The 29-year-old was laid up recuperating for most of 2017 after his leg was shattered in a collision with Wales fullback Neil Taylor in a fateful World Cup qualifier in March last year.
In his absence, Ireland saw their chance to qualify for this month's World Cup Finals evaporate in their play-off with Denmark and, along with Everton's top-four and Europa League hopes, Ronald Koeman's reign at Goodison Park collapsed amid a torrid run of form in the autumn.
While the determination to fully heal and prove wrong “the naysayers” who said he wouldn't be the same player afterwards fuelled his recovery, he admits that he was wracked by an unfulfilled sense of duty to his two teams when they needed him most.
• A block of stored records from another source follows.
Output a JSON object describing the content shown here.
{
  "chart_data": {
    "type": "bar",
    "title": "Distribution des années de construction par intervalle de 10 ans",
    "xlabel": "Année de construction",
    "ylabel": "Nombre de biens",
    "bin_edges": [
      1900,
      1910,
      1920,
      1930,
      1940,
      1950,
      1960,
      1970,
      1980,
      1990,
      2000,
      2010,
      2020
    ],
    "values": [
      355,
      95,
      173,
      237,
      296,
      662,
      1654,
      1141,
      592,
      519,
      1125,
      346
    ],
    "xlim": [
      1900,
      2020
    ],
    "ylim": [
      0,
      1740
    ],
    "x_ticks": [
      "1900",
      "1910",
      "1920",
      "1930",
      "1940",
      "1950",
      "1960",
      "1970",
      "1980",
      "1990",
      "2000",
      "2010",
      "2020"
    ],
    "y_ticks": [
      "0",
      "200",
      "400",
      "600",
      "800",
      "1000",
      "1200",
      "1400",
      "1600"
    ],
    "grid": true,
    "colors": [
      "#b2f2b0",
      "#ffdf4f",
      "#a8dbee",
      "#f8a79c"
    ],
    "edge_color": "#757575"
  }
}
“There was a massive sense of guilt,” Coleman told the Irish Examiner. “Throughout my whole injury, the Denmark second leg was the hardest night because I was so gutted and felt a fully-fit me could have made a difference.
“It was heartbreaking to see James McClean afterwards; he was in bits. I know that's not the way I should feel but I did. I felt guilty when Ronald Koeman lost his job, believing I could have helped had I been around. Nowadays, to players, managers are just come-and-go but I don't like seeing people losing their jobs.
“Ronald Koeman did a lot for my career and showed great commitment by flying over to Donegal after I got the injury.”
Coleman made a rousing return to action in January, playing an adrenaline-fuelled 90-minutes in his first game back against Leicester City but was understandably rusty at times as Everton's season fizzled out under Sam Allardyce.
He admits that he needs to regain his match sharpness, something he will get a chance to hone during a pre-season unencumbered by the World Cup in Russia where he will be introduced to new Blues boss, Marco Silva.
“I want to get back to where I was at and though I'm physically there, I still need to regain my sharpness,” he continued. “I had five or six chances for Everton during my games towards the end of the season that I should have did better with.
“I've spoken to David Meyler about the new manager whom he played under at Hull City and, by all accounts, he's very good.”
“We've to go back and show our worth to him which I find tricky because it shouldn't take a new manager to come in for you to make people step up their game.”